The shutdown only affects Chinese traders, leaving international exchange operations to continue as usual. This morning, BTCC tweeted that it had decided to halt trading on its BTCChina Exchange. A more explanatory statement was posted on a Chinese social media site by an official of the exchange. The translation of the statement indicates that BTCC will heed the spirit of a September 4 issuance by the "People's Bank of China Central Office of the Ministry of Industry and Information Technology Ministry of Industry and Commerce, China Banking Regulatory Commission, China Securities Regulatory Commission on the prevention and treatment of the risk of issuing currency," and will stop the registration of new users on the China-based digital asset platform, effective immediately. BTCC also said that on "September 30, 2017, Digital asset trading platform will stop all trading business," adding that the measure would not affect Beitou China's pool. Although BTCC is shutting down China-side exchange operations, it should be noted that there has yet to be any further announcements from regulatory officials in China since the People's Bank of China released a statement on token offerings.
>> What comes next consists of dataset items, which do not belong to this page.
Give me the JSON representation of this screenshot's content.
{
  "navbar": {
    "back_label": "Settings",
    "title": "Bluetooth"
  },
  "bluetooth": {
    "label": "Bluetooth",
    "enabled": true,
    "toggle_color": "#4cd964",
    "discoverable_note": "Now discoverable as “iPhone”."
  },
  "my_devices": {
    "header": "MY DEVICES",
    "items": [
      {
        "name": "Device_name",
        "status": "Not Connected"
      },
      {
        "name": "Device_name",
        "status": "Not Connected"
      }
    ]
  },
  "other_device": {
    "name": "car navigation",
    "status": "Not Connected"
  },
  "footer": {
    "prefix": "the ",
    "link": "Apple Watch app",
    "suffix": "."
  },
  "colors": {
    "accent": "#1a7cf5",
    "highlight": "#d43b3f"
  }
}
Providing additional background, cnLedger tweeted that BTCC had listed a token called ico-coin on its platform which likely would have caused Chinese regulators to scrutinize the exchange, given its explicit purpose for token offering-based crowdfunding. Other exchanges, according to cnLedger, are not shutting down:
Other reports of a verbal order from the Shanghai Financial Service Office come from a translated story featured on Yicai, a Chinese media group, which indicates that, sometime in the evening on September 13, the National Internet Finance Association of China made an issuance decrying the legality of cryptocurrency exchanges. The association names illegal fundraising among the ranks of criminal activities, such as money laundering, drug trafficking, and smuggling, that it links to virtual currency.
In recent history, China restricted investors’ ability to withdrawal cryptocurrencies or transfer them from exchanges for nearly four months – a gauntlet which officials lifted around June 2017. BTCC was among the first to test the waters following updates to its know your customer and anti-money laundering compliance protocols.
Whether or not official documentation follows the verbal warnings out of China remains to be seen. ETHNews will continue to provide coverage.